Found another thought-provoking post on the Autodesk UX blog, this time about the core values that actions that shape a positive, successful, effective design practice:
http://dux.typepad.com/dux/2009/07/values-in-software-design-practice-.html
Basically there are two lists: one of right actions and one of relative values.
Right Actions:
* Setting Goals before Taking Action
* Understand Problems before Generating Solutions
* Designing before Writing Design Documents
* Validating Designs before Investing in Code
* Steak before Sizzle
Relative Values:
* Validated Data over Expert Opinion
* Quality of Data over Ease of Data Collection
* Complete Workflows over Long Feature Lists
* Achieving Results over Writing Reports
* Collaborative Design over Design by Referendum or Design by Fiat
* Ease of Use over Ease of Coding
* Well-designed Critical and Common Workflows over Complete Coverage of Every Possible Workflow
I really like the wording and intent behind most of these lists.

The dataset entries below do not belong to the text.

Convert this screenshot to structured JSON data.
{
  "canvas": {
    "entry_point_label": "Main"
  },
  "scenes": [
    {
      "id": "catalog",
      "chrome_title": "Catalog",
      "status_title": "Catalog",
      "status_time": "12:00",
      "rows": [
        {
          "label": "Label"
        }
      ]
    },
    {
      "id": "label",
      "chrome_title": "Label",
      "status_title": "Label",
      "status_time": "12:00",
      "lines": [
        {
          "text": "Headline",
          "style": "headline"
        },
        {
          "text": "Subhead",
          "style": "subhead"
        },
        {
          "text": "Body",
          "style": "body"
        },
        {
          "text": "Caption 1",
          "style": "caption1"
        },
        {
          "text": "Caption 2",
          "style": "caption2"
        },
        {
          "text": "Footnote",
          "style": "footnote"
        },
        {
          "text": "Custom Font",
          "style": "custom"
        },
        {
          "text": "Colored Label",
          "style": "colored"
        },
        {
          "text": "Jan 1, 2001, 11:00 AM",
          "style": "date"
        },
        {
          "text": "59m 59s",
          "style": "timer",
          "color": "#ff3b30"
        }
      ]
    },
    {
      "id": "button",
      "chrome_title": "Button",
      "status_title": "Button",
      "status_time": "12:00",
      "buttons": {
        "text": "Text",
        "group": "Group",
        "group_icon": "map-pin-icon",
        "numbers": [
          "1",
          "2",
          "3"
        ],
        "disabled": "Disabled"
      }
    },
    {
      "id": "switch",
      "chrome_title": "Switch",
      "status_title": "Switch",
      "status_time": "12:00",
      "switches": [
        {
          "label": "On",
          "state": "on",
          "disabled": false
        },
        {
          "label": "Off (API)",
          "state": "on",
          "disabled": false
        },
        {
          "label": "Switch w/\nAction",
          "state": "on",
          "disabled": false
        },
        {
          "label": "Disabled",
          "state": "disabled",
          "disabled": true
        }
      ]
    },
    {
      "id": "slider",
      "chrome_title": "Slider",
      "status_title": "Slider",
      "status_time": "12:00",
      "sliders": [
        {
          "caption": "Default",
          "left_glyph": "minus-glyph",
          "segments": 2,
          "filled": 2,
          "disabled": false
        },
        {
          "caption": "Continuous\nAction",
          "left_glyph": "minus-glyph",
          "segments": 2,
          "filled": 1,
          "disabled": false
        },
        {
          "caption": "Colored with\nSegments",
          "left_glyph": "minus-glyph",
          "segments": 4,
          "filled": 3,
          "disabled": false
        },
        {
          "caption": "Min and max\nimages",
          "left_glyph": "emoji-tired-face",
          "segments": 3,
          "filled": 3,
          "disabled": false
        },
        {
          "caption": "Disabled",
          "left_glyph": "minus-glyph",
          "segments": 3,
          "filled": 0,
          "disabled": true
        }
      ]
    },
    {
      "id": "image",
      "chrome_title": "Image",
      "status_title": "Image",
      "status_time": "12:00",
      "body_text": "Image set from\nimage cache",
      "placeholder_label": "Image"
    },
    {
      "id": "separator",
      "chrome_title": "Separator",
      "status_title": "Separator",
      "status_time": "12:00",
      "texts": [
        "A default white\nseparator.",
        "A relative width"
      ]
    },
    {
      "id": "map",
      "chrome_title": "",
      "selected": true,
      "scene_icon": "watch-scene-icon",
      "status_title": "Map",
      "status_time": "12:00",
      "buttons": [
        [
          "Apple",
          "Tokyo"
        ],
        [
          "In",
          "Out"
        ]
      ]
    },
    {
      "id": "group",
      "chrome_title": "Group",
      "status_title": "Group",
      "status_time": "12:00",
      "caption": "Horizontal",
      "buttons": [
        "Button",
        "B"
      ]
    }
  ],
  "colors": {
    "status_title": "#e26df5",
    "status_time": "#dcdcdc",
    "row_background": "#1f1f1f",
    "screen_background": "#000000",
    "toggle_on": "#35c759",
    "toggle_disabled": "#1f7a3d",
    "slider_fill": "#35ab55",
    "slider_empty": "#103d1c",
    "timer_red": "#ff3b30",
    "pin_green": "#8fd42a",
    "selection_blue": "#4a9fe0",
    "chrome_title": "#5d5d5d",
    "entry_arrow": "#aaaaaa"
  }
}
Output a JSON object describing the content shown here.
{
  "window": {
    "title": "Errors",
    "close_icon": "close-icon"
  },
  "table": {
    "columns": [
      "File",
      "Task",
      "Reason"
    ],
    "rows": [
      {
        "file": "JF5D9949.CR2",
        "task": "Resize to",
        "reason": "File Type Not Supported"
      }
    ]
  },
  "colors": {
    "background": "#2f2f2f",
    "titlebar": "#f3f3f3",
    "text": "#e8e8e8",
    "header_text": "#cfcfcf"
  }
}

I have some quibbles with Data vs Expert Opinion (sometimes the expert opinion can be right, defying user’s input, particularly for dramatic innovation) and sometimes Design by Fiat does work (if the fiat comes from an informed, talented, visionary/leader) or is needed due to severe dysfunctionality, chaotic processes, etc. Just depends on your culture and context…But overall good stuff!